«A rede de bibliotecas públicas foi umas das coisas que se fez bem em Portugal nos últimos anos», disse ontem o escritor angolano José Eduardo Agualusa, na Biblioteca Municipal Manuel Teixeira Gomes, em Portimão.
Agualusa e o seu amigo Mia Couto, moçambicano, estiveram esta quinta-feira, ao fim da tarde, em Portimão, e depois à noite em Faro, na livraria Leya no Pátio, para apresentar os seus dois mais recentes livros, «A Confissão da Leoa» (Mia) e «Teoria Geral do Esquecimento» (Agualusa).
Sempre com boa disposição, apesar da verdadeira maratona que os dois consagrados autores lusófonos vêm fazendo nos últimos dias em Portugal, Agualusa e Mia falaram perante uma sala cheia, com gente em pé, apesar do calor que se fazia sentir. «A Troika não nos deixa comprar um ar condicionado», comentou o presidente da Câmara Manuel da Luz.
José Eduardo Agualusa, ainda a propósito das bibliotecas públicas, acrescentou que «esta rede mudou o país, como tenho constatado nas minhas deslocações, mas mudou inclusive a boa situação da literatura portuguesa. Os países desenvolvidos são países com bibliotecas e com livros».
Zeferino Coelho, editor quase mítico em Portugal, também presente na sessão na Biblioteca de Portimão, explicou que, já que se estava perante a oportunidade única de reunir dois dos maiores escritores lusófonos da atualidade, ainda por cima amigos que se conhecem bem, então cada um deles iria apresentar o livro do outro.
E foi isso que Agualusa e Mia fizeram, para se chegar à conclusão, no fim, de que ambos, embora contando histórias diferentes, falavam mais ou menos da mesma coisa: da identidade.
O primeiro a falar foi José Eduardo Agualusa, que apresentou Mia Couto e o seu romance «A Confissão da Leoa». «Conheci o Mia por causa dos livros», recordando que isso aconteceu quando ainda era jornalista do Expresso. «Foi uma emoção. Descobri uma voz completamente original e senti que era este o escritor que a gente precisava», um autor com «uma voz iluminada, transparente, com histórias absolutamente extraordinárias, histórias que eu gostaria de ter contado». A obra de Mia Couto e o seu encontro pessoal que se transformou em amizade foi, por isso, para Agualusa, «reconhecimento mais que conhecimento».

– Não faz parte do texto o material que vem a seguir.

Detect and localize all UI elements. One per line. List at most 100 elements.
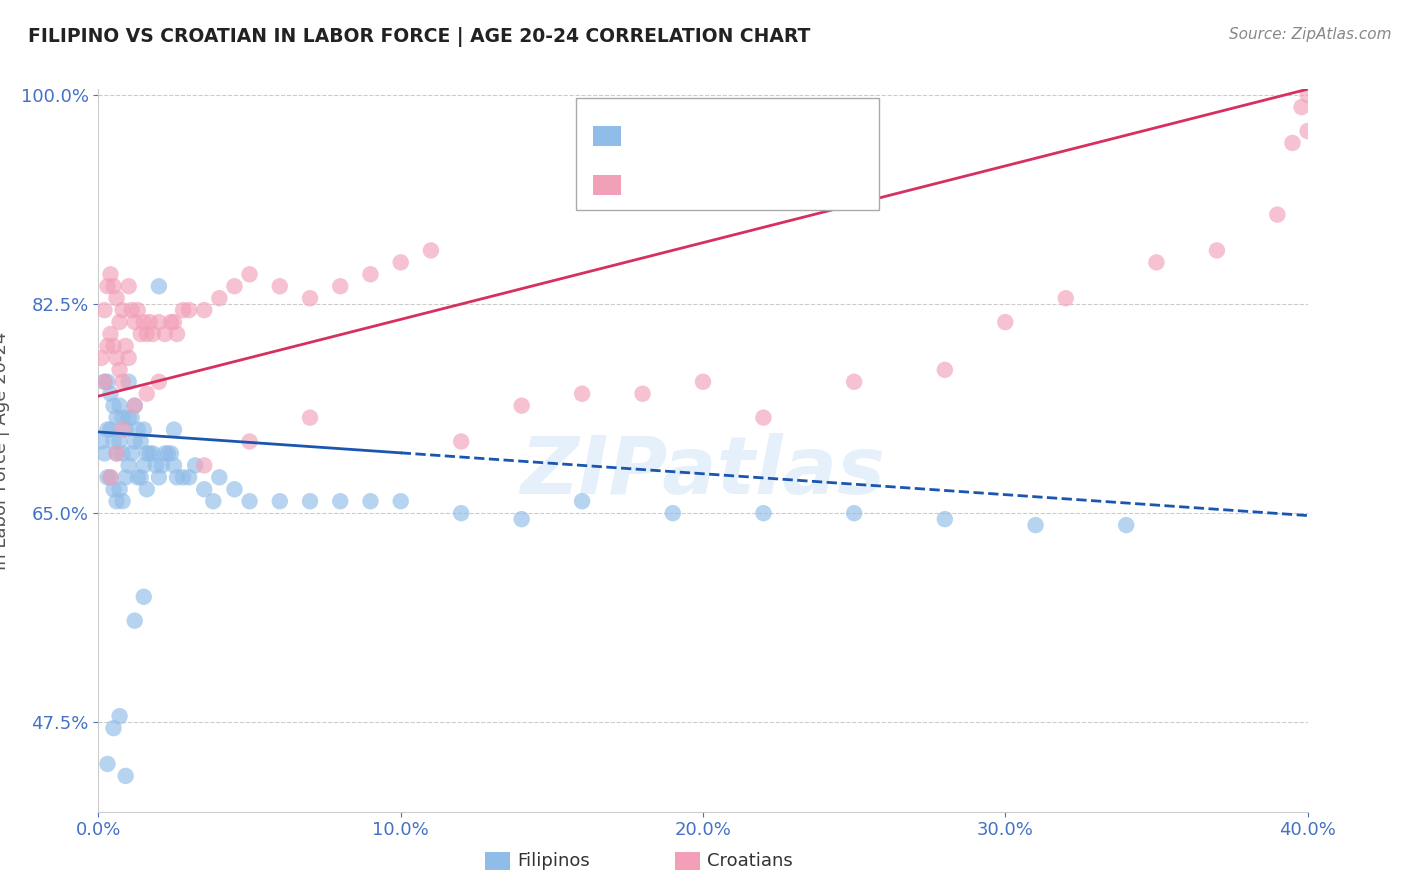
Point xyxy=(153,326,176,341)
Point xyxy=(150,458,173,473)
Point xyxy=(752,506,775,520)
Point xyxy=(93,303,115,318)
Point xyxy=(360,494,382,508)
Point xyxy=(118,375,141,389)
Point xyxy=(100,268,122,282)
Point xyxy=(1144,255,1167,269)
Point xyxy=(184,458,207,473)
Point xyxy=(124,315,146,329)
Point xyxy=(100,423,122,437)
Point xyxy=(105,351,128,365)
Point xyxy=(121,410,143,425)
Point xyxy=(934,363,956,377)
Point xyxy=(329,279,352,293)
Point xyxy=(108,399,131,413)
Point xyxy=(269,494,291,508)
Point xyxy=(139,446,162,460)
Point xyxy=(100,386,122,401)
Point xyxy=(752,410,775,425)
Point xyxy=(299,494,322,508)
Point xyxy=(135,446,157,460)
Point xyxy=(96,339,118,353)
Point xyxy=(135,483,157,497)
Point xyxy=(208,470,231,484)
Point xyxy=(1296,88,1319,103)
Point xyxy=(114,423,136,437)
Point xyxy=(114,769,136,783)
Point xyxy=(132,458,155,473)
Point xyxy=(132,315,155,329)
Point xyxy=(139,315,162,329)
Point xyxy=(108,709,131,723)
Point xyxy=(148,470,170,484)
Point xyxy=(1267,208,1289,222)
Point xyxy=(111,446,134,460)
Point xyxy=(127,423,149,437)
Point xyxy=(124,399,146,413)
Point xyxy=(118,279,141,293)
Point xyxy=(1206,244,1229,258)
Point xyxy=(129,434,152,449)
Text: FILIPINO VS CROATIAN IN LABOR FORCE | AGE 20-24 CORRELATION CHART: FILIPINO VS CROATIAN IN LABOR FORCE | AG… xyxy=(28,27,810,46)
Point xyxy=(121,303,143,318)
Point xyxy=(90,351,112,365)
Point xyxy=(105,446,128,460)
Point xyxy=(1291,100,1313,114)
Point xyxy=(111,410,134,425)
Point xyxy=(142,446,165,460)
Point xyxy=(510,399,533,413)
Point xyxy=(510,512,533,526)
Point xyxy=(127,470,149,484)
Point xyxy=(329,494,352,508)
Point xyxy=(661,506,683,520)
Point xyxy=(1296,124,1319,138)
Point xyxy=(103,399,125,413)
Point xyxy=(111,303,134,318)
Point xyxy=(844,506,866,520)
Point xyxy=(239,268,262,282)
Point xyxy=(96,375,118,389)
Point xyxy=(163,458,186,473)
Point xyxy=(193,458,215,473)
Point xyxy=(224,279,246,293)
Point xyxy=(129,470,152,484)
Point xyxy=(148,315,170,329)
Point xyxy=(96,756,118,771)
Point xyxy=(692,375,714,389)
Text: Croatians: Croatians xyxy=(707,852,793,870)
Point xyxy=(93,446,115,460)
Point xyxy=(93,375,115,389)
Point xyxy=(127,303,149,318)
Point xyxy=(96,470,118,484)
Point xyxy=(114,339,136,353)
Point xyxy=(105,446,128,460)
Y-axis label: In Labor Force | Age 20-24: In Labor Force | Age 20-24 xyxy=(0,331,10,570)
Point xyxy=(124,434,146,449)
Point xyxy=(844,375,866,389)
Point xyxy=(1024,518,1046,533)
Point xyxy=(148,375,170,389)
Point xyxy=(239,494,262,508)
Point xyxy=(360,268,382,282)
Point xyxy=(1115,518,1137,533)
Point xyxy=(105,494,128,508)
Text: Filipinos: Filipinos xyxy=(517,852,591,870)
Point xyxy=(166,470,188,484)
Point xyxy=(994,315,1017,329)
Point xyxy=(1281,136,1303,150)
Point xyxy=(103,279,125,293)
Point xyxy=(193,303,215,318)
Point xyxy=(90,434,112,449)
Point xyxy=(145,458,167,473)
Point xyxy=(172,303,194,318)
Point xyxy=(132,590,155,604)
Point xyxy=(103,721,125,735)
Point xyxy=(224,483,246,497)
Point xyxy=(118,351,141,365)
Point xyxy=(124,614,146,628)
Point xyxy=(269,279,291,293)
Point xyxy=(108,315,131,329)
Point xyxy=(93,375,115,389)
Point xyxy=(111,423,134,437)
Point xyxy=(450,506,472,520)
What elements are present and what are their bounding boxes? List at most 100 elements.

Quanto ao mais recente livro do escritor moçambicano, Agualusa considerou que «este é um outro Mia Couto, é um outro projeto». «São raros os escritores que, tendo construído um caminho, que lhes garantiu sucesso de vendas e de crítica, têm coragem de romper com esse caminho». É que, explicou Agualusa, em «A Confissão da Leoa» «não vão encontrar o Mia Couto dos neologismos, da talvez excessiva criação de novas palavras».
Mas isso, segundo o escritor angolano não diminui em nada a nova obra: «na minha opinião, este é o melhor livro do Mia».

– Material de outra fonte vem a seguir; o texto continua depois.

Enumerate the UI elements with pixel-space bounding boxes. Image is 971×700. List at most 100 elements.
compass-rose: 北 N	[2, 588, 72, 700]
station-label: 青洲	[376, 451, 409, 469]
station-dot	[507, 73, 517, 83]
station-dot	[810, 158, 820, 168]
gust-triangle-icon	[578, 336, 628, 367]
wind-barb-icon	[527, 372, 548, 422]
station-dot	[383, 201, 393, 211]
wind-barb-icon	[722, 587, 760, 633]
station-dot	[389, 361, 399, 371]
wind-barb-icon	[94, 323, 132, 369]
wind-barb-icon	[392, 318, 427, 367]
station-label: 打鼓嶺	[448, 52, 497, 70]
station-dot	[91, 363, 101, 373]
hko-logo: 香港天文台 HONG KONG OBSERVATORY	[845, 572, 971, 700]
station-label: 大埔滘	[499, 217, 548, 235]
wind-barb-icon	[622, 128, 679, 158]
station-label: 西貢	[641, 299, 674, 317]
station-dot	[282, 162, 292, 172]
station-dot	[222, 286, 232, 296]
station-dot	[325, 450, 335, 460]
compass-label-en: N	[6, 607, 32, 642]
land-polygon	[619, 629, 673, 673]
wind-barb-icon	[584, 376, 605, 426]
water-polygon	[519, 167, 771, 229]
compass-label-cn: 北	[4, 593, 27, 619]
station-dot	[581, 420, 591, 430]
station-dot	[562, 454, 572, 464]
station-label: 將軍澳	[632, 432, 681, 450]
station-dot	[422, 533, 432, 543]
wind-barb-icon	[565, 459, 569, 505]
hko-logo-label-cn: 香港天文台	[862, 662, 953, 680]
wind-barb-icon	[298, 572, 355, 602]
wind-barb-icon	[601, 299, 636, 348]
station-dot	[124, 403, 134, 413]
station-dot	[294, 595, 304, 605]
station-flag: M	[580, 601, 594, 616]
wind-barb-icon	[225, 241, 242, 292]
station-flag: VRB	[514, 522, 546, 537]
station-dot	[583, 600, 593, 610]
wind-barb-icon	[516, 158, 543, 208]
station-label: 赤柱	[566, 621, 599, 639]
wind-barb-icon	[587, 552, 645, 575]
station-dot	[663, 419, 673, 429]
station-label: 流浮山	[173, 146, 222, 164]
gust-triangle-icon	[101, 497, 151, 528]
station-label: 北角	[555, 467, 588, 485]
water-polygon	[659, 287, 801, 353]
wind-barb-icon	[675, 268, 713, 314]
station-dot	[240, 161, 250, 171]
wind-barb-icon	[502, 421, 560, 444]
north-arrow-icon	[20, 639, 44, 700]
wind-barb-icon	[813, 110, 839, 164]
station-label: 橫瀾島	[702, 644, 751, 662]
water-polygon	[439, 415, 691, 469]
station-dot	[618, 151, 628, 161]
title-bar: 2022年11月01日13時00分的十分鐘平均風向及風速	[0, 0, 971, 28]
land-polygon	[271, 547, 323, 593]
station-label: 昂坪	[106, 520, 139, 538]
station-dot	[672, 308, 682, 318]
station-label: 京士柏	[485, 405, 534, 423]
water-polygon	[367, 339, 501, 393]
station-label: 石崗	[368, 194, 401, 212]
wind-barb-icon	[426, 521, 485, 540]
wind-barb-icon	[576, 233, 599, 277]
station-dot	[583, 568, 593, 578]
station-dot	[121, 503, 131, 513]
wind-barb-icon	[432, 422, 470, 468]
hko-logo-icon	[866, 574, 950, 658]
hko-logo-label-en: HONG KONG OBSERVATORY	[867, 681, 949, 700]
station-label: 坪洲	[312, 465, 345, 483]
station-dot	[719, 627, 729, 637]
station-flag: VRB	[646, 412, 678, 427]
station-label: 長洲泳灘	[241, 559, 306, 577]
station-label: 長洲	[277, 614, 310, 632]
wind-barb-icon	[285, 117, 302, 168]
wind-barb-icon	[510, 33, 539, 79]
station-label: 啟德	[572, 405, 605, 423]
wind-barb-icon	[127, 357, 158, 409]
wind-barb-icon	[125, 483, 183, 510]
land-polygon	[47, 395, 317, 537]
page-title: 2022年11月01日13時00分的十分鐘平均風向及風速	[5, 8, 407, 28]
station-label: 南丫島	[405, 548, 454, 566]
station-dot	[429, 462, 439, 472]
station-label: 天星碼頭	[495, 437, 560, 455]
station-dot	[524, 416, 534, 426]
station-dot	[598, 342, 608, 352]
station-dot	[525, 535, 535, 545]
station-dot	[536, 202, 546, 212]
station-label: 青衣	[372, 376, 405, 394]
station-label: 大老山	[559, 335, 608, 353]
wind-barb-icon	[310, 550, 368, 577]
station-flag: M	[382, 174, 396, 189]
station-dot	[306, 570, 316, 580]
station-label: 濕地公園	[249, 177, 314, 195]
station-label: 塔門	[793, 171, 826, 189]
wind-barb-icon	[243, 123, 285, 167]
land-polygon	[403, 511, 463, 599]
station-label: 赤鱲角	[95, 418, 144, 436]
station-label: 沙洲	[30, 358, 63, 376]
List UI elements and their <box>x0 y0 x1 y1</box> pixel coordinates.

Em «A Confissão da Leoa», com selo da Editorial Caminho, o escritor moçambicano Mia Couto aborda um acontecimento real – as sucessivas mortes de pessoas provocadas por ataques de leões numa remota região do norte do seu país – e a partir daí tece uma surpreendente obra que fala de leões e caçadas, mas também de homens e mulheres vivendo em condições extremas.
«É um livro sobre caçadores, sobre leões? Não! É sobre a condição humana e sobre a condição feminina», «como certas tradições são desrespeitosas para a mulher».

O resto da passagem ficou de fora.